É questo il motivo per cui i cortei studenteschi incontrano questa diffusa solidarietà, perfino
quando bloccano gli snodi centrali della comunicazione e del traffico metropolitano nelle ore di
punta. Non perché sono i giovani bravi ed educati che sogna Repubblica, ma perché a partire dalla
loro parzialità parlano il linguaggio della generalizzazione contro l'interesse generale - quello del
paese e dunque dei Montezemolo e dei Marchionne. Perché parlano il linguaggio della lotta alla
precarietà permanente, della riappropriazione della ricchezza comune, dell'autonomia e della
libertà - quella senza popolo e contro l'imposizione del futuro. Perché parlano un linguaggio di
classe.

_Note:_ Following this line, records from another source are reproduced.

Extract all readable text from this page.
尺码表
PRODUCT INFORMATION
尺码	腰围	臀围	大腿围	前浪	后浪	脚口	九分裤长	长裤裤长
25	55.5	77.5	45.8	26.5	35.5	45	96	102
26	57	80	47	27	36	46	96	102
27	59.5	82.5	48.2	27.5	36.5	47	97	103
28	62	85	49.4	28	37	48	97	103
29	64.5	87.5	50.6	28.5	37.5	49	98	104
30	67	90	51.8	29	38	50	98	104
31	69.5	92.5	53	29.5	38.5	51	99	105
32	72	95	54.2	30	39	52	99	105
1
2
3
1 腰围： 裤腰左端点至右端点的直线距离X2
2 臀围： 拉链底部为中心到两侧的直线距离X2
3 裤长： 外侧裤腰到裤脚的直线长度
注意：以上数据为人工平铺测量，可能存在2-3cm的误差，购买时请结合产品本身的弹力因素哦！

Chi pensa di poter ricondurre i conflitti e questo processo di soggettivazione nei codici
della compatibilità rappresentativa o alla difesa dell'università pubblica, chi pensa che finita la
battaglia si ritorni allo status quo ante ha sbagliato i propri conti, né più né meno delle odierne
maggioranze e opposizioni. Lo avevamo detto: il Ddl Gelmini è un casus belli, la guerra vera
inizia ora. Dove qualcuno tifava per un 25 luglio, si è aperta la strada di un 25 aprile. In serata,
allora, il quadro istituzionale si ricompone unanime intorno alla condanna degli studenti e dei
precari. Vuol dire che hanno paura. Era ora.